Profile

A Profile is a set of configuration options and parameters that define the target where customer code is compiled/run.

Examples

profile_parameters.yaml
profile_skip_slow_components.yaml
profile_flow_data_plane_config.yaml

profile:
  parameters:
    param1: value1
    param2: value2

profile:
  defaults:
    - kind: Component
      name:
        regex: "^(?!slow).*"
      spec:
        skip: true

profile:
  defaults:
    - kind: Flow
      name:
        regex: "^my-flow-.*$"
      spec:
        data_plane:
          connection_name: "my-connection"

Profile

Below are the properties for the Profile. Each property links to the specific details section further down in this page.

Property	Default	Type	Required	Description
profile			Yes	Options and parameters for Profiles.

Property Details

ProfileOptions

Configuration options and parameters for Profiles.

Property	Type	Required	Description
pip_packages	array[string]	No	Python PIP packages to install
parameters	object with property values of type None	No	Dictionary of parameters to use for resource.
defaults	array[None]	No	List of default configs with filters that can be applied to a resource config.
description	string	No	Brief description of what the model does.
metadata		No	Meta information of a resource. In most cases it doesn't affect the system behavior but may be helpful to analyze project resources.
name	string	Yes	The name of the model
ignore	array[string]	No	Additional ignore patterns to apply when using this profile (follows .gitignore syntax)

ConfigFilter

Filter used to target configuration settings to a specific Flow and/or Component.

Property	Type	Required	Description
kind	string ("Flow", "Component")	Yes	Resource kind to target with this configuration.
name	Any of: string array[string] array[None]	Yes	Name of the resource to target with this configuration.
flow_name	Any of: string array[string] array[None]	No	Name of the Flow to target with this configuration.
spec	Any of:	No	Dictionary of parameters to use for the resource.

ComponentSpec

Specification for configuration applied to a component at runtime based on the config filter.

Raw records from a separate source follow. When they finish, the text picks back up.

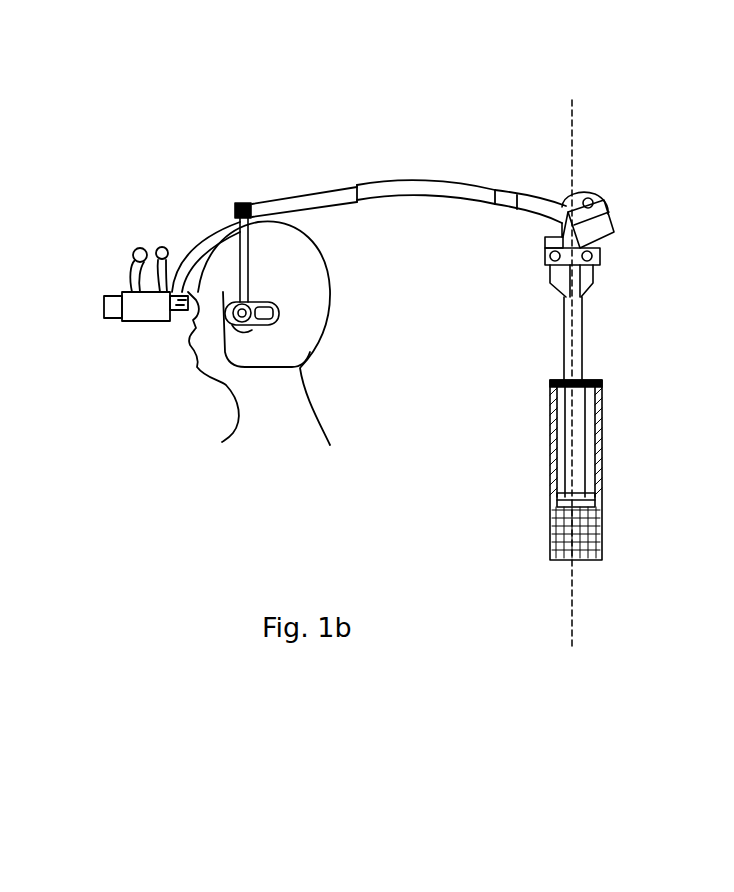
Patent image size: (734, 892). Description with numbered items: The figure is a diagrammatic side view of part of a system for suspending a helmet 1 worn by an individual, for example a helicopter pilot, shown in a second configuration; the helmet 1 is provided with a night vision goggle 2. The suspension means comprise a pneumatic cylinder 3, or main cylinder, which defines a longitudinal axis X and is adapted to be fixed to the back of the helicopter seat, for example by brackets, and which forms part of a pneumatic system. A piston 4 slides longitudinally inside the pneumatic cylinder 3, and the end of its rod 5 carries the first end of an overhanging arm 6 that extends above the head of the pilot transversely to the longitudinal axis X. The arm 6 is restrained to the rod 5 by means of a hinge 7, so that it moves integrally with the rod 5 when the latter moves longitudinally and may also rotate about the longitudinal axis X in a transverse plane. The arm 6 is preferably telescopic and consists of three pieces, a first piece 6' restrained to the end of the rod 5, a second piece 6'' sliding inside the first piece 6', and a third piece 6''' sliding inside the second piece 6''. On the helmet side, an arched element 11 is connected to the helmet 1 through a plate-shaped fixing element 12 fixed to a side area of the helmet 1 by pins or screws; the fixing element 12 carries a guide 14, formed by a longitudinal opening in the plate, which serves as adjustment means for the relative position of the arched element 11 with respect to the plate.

The helmet 1 is at (284, 284).
The night vision goggle 2 is at (143, 305).
The pneumatic cylinder 3 is at (620, 446).
The piston 4 is at (590, 503).
The rod 5 is at (578, 330).
The arm 6 is at (409, 112).
The first piece 6' is at (530, 152).
The second piece 6'' is at (426, 142).
The third piece 6''' is at (304, 149).
The hinge 7 is at (590, 258).
The arched element 11 is at (245, 258).
The fixing element 12 is at (256, 335).
The guide 14 is at (276, 318).
The longitudinal axis X is at (572, 153).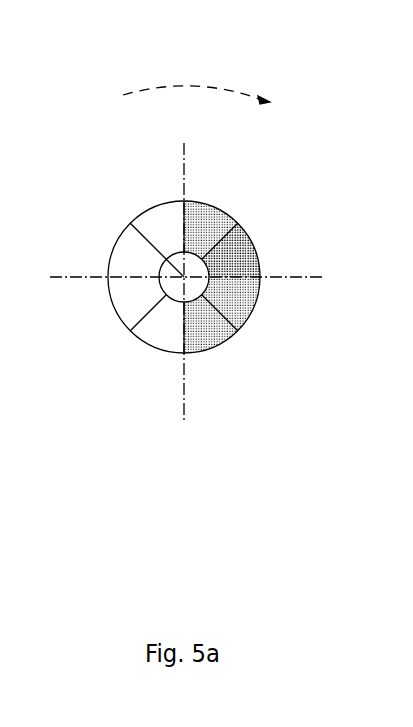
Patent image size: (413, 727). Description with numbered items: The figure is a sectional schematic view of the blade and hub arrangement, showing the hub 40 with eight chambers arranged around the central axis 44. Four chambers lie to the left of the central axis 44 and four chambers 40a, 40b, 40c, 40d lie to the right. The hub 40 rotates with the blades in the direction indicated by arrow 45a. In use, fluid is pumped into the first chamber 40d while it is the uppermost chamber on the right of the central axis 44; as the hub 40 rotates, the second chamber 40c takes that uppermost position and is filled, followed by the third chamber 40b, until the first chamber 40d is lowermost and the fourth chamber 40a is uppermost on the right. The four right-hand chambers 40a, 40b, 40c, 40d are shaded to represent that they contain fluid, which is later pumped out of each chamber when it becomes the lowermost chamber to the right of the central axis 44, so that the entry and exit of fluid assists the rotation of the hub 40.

The hub 40 is at (77, 355).
The fourth chamber 40a is at (222, 215).
The third chamber 40b is at (240, 243).
The second chamber 40c is at (240, 301).
The first chamber 40d is at (215, 333).
The central axis 44 is at (183, 275).
The arrow indicating direction of rotation 45a is at (205, 83).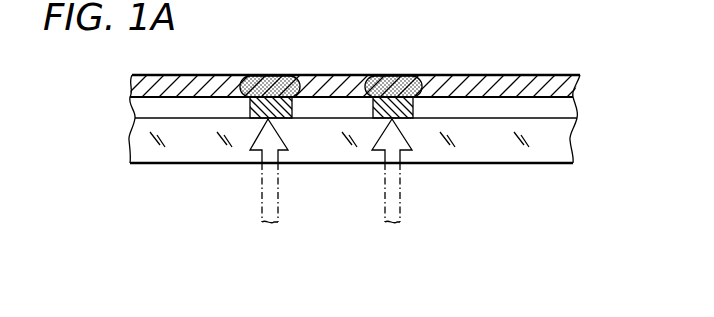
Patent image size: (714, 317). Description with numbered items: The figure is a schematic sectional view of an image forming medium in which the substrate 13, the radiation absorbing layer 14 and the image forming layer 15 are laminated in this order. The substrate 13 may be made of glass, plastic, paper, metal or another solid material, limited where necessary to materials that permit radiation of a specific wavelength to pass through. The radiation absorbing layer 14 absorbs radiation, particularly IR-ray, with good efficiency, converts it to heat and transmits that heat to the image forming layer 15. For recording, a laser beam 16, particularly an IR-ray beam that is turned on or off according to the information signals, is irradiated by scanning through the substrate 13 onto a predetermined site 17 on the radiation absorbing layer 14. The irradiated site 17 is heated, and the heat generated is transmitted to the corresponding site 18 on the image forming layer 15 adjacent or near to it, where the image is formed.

Property	Type	Required	Description
skip	boolean	No	Boolean flag indicating whether to skip processing for the Component or not.
retry_strategy		No	Retry strategy configuration options for the Component if any exceptions are encountered.
data_maintenance		No	The data maintenance configuration options for the Component.
data_plane	One of: SnowflakeDataPlane BigQueryDataPlane DuckdbDataPlane DatabricksDataPlane	No	Data Plane-specific configuration options for Components.

FlowSpec

Specification for configuration applied to a Flow at runtime based on the config filter.

Property	Type	Required	Description
data_plane		No	The data plane that will be used for the flow at runtime.
runner	RunnerConfig	No	Runner configuration.
component_concurrency	integer	No	Maximum number of concurrent Components to run within this Flow.

DataPlane

The external warehouse where data is persisted throughout the Flow runs, and where primary computation on the data itself occurs.

Property	Default	Type	Required	Description
connection_name		string	No
metadata_storage_location_prefix		string	No	Prefix to prepend to the names of metadata tables created for this Flow. The prefix may include database/project/etc. and schema/dataset/etc where applicable. If not provided, metadata tables are stored alongside the output data tables per the Data Plane's Connection configuration.

RegexFilter

A filter used to target resources based on a regex pattern.

Property	Default	Type	Required	Description
regex		string	Yes	The regex to filter the resources.

RunnerConfig

Configuration for the flow runner

Property	Default	Type	Required	Description
size		Any of: RuntimeSize CustomRuntimeSize	No	Runtime size configuration. Can be: (1) a tier name string (X-Small, Small, Medium, Large, X-Large), or (2) a CustomRuntimeSize object with tier-based or fully custom resources.

CustomRuntimeSize

Runtime size configuration with flexible resource specification. Supports two modes: 1. Tier-based: Specify a tier with optional resource overrides 2. Fully custom: Specify CPU directly with optional memory/disk Either 'tier' or 'cpu' must be provided (or both).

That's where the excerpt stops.